Поеживаясь от сырости, Яснева поднялась в Струковский сад с редкими уцелевшими листьями на деревьях. После знойного дня вечерняя свежесть казалась особенно приятной. Стояли тяжелые дни 1891 года. В Самаре голод и неурожай. Крестные ходы. Молебны. Дождей ждали, но дожди не шли. Зной выжигал хлеба, высушивал поля. Крестьяне, спасаясь от голода, тянулись в город. Забитые досками окна белели, будто могильные кресты, на заброшенных хатах. Город, заполненный народом, заставленный телегами, напоминал военный лагерь. На улицах вздувшиеся трупы лошадей. Бродят дети, нищие, опухшие от голода.

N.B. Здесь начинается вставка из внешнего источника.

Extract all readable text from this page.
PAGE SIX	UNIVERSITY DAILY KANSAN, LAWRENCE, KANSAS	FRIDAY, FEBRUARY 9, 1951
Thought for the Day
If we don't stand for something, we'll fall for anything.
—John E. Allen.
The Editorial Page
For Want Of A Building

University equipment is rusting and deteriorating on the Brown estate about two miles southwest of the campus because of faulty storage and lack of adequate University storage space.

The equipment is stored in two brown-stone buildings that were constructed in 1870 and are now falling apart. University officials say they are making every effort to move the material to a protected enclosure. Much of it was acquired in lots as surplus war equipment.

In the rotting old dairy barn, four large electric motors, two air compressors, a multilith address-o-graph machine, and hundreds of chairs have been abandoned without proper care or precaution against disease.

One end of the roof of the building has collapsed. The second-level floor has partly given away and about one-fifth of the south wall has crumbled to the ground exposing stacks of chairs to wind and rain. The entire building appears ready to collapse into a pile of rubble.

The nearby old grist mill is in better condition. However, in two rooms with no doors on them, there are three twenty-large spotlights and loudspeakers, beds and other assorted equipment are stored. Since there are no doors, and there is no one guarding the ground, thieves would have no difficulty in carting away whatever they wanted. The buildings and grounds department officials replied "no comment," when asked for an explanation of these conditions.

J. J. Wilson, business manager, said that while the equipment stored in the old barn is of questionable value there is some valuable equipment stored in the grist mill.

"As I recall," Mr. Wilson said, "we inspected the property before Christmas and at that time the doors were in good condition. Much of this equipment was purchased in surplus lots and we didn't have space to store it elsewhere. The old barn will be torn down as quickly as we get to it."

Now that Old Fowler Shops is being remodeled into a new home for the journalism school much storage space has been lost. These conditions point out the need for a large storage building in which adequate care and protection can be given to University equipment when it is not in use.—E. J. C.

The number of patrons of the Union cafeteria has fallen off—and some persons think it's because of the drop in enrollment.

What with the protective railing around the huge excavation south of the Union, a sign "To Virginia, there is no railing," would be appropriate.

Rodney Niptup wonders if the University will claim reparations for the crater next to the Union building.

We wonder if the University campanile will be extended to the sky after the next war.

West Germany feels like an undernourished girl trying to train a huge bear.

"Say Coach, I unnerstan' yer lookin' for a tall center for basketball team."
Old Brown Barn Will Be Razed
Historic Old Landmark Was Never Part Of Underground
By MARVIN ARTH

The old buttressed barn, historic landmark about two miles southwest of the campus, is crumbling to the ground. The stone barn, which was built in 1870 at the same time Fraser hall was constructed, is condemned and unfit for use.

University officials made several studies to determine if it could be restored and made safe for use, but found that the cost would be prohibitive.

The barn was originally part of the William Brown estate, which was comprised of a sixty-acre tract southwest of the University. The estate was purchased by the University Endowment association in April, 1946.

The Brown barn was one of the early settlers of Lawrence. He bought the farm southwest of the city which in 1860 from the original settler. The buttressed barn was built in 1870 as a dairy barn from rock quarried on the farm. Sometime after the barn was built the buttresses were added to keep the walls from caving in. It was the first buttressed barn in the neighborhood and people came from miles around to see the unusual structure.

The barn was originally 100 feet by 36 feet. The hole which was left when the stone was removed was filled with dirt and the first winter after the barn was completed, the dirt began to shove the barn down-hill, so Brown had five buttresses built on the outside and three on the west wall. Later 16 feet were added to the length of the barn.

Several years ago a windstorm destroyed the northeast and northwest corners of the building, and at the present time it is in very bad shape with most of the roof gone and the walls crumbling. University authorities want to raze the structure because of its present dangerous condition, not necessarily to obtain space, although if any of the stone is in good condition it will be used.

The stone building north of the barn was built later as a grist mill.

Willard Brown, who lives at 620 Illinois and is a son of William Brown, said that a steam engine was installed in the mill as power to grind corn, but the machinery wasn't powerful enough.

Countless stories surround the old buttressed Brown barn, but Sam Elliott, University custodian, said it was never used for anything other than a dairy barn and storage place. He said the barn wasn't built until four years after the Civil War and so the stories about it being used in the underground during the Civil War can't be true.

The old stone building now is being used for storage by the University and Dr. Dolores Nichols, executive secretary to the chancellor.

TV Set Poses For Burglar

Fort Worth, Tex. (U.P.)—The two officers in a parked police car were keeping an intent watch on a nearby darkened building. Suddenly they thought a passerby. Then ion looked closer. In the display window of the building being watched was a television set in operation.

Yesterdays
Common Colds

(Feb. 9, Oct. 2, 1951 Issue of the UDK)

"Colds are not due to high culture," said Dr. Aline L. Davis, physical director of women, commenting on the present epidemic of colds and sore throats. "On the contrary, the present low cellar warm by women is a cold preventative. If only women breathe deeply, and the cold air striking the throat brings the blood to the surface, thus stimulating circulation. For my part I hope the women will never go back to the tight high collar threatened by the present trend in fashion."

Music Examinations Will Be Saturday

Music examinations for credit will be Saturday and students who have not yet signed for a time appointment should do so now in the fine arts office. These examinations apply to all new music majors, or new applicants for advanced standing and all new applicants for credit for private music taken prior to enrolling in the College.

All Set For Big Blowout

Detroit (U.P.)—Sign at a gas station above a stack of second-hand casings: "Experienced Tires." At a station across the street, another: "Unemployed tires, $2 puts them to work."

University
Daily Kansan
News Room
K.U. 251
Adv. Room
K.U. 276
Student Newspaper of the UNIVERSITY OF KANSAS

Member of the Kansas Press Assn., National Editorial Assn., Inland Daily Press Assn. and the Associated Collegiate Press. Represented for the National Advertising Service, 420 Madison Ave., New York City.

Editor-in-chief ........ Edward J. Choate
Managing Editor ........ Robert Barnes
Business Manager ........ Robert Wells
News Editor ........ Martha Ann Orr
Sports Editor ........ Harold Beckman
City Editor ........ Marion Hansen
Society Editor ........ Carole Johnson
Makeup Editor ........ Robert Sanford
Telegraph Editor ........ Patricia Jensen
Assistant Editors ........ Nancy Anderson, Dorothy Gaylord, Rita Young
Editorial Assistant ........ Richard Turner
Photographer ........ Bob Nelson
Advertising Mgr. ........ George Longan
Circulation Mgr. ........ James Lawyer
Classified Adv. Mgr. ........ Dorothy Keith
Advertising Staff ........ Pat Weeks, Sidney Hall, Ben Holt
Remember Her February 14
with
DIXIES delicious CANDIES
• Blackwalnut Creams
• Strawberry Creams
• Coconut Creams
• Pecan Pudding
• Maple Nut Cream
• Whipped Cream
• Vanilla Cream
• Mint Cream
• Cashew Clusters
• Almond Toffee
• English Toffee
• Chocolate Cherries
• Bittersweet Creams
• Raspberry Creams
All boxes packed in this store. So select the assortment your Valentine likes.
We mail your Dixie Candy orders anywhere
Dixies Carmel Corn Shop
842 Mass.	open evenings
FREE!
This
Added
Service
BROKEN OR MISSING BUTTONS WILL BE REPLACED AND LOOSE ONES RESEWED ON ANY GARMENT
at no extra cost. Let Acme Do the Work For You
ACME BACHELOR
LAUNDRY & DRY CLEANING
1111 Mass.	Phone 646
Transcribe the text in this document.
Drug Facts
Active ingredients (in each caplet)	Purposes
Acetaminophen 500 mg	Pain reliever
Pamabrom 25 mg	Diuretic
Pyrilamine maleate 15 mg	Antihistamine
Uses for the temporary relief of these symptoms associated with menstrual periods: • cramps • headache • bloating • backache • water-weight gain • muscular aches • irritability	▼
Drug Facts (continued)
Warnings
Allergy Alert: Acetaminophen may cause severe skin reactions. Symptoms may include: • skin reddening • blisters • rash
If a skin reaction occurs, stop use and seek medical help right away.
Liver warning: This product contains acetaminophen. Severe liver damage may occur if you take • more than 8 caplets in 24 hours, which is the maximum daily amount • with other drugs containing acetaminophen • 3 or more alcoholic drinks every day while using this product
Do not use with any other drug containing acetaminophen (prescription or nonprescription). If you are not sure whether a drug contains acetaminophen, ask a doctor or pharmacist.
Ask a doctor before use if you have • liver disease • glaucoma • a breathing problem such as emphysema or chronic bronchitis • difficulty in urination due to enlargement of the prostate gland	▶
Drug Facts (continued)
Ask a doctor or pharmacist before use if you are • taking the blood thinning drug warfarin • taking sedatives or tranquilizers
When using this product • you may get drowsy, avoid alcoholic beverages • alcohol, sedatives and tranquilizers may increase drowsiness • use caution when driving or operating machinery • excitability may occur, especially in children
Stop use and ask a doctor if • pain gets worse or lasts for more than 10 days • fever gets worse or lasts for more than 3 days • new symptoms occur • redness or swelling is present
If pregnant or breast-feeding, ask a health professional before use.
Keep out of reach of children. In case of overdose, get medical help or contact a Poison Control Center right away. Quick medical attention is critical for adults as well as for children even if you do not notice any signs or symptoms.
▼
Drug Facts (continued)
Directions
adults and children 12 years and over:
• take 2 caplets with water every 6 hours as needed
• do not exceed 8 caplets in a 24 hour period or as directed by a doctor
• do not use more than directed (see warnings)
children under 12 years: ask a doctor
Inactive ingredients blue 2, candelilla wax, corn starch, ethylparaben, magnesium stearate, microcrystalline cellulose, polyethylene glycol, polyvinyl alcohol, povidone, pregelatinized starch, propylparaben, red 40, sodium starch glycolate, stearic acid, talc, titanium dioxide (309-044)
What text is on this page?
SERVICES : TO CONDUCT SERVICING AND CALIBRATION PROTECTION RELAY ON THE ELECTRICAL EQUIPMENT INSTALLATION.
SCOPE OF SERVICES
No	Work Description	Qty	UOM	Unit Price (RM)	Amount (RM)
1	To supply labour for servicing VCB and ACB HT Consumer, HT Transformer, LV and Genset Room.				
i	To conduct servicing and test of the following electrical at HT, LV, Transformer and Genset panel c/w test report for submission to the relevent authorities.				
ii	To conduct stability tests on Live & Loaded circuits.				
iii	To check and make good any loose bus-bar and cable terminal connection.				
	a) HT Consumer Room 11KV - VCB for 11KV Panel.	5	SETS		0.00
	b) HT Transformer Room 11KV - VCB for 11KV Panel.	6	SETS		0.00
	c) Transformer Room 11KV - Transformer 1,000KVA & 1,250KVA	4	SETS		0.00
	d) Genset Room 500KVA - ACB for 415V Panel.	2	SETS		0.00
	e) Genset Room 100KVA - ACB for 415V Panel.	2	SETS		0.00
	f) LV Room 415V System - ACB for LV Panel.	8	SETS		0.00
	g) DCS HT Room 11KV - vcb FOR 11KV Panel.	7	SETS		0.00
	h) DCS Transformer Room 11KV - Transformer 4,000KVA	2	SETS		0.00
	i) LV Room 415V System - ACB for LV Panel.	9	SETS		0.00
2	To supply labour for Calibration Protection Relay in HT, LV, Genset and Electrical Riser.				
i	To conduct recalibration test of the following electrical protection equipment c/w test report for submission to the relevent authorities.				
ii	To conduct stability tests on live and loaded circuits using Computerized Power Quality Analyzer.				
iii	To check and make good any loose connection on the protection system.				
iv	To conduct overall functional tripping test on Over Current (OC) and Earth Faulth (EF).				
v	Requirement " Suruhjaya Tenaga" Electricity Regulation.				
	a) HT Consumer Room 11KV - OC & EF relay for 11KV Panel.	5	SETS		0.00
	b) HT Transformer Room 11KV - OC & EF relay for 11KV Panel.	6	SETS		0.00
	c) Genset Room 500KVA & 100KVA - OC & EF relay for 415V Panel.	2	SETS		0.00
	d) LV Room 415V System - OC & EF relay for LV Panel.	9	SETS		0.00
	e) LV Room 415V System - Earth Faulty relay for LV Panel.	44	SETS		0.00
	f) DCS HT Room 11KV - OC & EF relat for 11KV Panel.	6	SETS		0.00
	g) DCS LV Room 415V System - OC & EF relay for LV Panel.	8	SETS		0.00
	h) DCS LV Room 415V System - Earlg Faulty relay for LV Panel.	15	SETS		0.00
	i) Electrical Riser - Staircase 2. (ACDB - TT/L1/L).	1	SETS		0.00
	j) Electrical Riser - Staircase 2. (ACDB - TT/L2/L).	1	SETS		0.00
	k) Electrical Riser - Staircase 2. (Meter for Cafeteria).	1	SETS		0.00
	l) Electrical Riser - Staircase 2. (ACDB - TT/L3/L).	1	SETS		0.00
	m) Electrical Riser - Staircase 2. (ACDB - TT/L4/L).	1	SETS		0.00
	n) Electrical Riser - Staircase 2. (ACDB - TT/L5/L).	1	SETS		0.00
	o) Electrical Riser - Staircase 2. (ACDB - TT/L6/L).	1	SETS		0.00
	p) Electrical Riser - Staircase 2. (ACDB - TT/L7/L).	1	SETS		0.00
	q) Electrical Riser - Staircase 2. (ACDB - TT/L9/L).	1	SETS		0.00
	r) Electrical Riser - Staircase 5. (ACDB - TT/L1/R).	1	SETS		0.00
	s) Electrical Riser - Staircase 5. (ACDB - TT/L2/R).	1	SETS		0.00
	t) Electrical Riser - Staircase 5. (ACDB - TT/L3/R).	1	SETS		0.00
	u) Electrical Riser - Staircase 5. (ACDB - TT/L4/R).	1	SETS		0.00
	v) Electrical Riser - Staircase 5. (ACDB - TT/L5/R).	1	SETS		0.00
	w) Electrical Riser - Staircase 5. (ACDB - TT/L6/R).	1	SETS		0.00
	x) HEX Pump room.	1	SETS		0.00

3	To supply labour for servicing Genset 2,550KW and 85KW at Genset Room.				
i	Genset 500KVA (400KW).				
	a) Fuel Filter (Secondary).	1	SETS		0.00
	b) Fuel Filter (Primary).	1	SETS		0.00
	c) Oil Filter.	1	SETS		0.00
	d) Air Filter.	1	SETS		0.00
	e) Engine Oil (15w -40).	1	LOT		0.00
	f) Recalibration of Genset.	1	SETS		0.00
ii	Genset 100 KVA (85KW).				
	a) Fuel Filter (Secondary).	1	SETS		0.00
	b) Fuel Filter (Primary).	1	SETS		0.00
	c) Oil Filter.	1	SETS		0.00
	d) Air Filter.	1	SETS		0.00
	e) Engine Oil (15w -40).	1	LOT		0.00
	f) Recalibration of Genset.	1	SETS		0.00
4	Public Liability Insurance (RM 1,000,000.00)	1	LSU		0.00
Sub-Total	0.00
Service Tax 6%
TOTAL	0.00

– Тетенька! Подайте несчастному на пропитание!
Мария оглянулась. Мальчонка держался за материнскую юбку. Торчали пушистые вихры на большой голове. Блестели от голода глаза. Движения вялые, нерешительные. Женщина стояла молча, прижимая к груди ребенка, закутанного в грязное лоскутное одеяло. Она также была неестественно бледна. Те же запавшие глаза, заострившийся нос и посиневшие губы. Тот же горький взгляд.
– Откуда?! – У Марии перехватило голос.
– Теперича бездомные… Почто вспоминать! – Женщина безнадежно махнула рукой. – Тятенька смер, маменька смерла, а я вот с малыми сюда добралась… В дороге и муженек смер.
– Так с кем же вы здесь?
– Сродственник дальний на общественных работах…
– Берите! – Девушка отдала ридикюль, отошла быстрым шагом. В ушах тоскливое: «Тятенька смер, маменька смерла, муженек смер…»
По дорожке зашлепали босые ноги, как ладошки по воде. Мария обернулась. Мальчонка, путаясь в длинной холщовой рубахе, пытался ее догнать. Бежать он не мог, дышал тяжело, лицо покраснело. Она шагнула навстречу:
– Что случилось, малыш?! – погладила по вихрам. «Да, конечно, поблагодарить хочет!» Повернулась к матери, досадливо махнула рукой.
– Погодь! Погодь, барышня! – Женщина торопилась, часто останавливаясь, и с трудом переводила дыхание.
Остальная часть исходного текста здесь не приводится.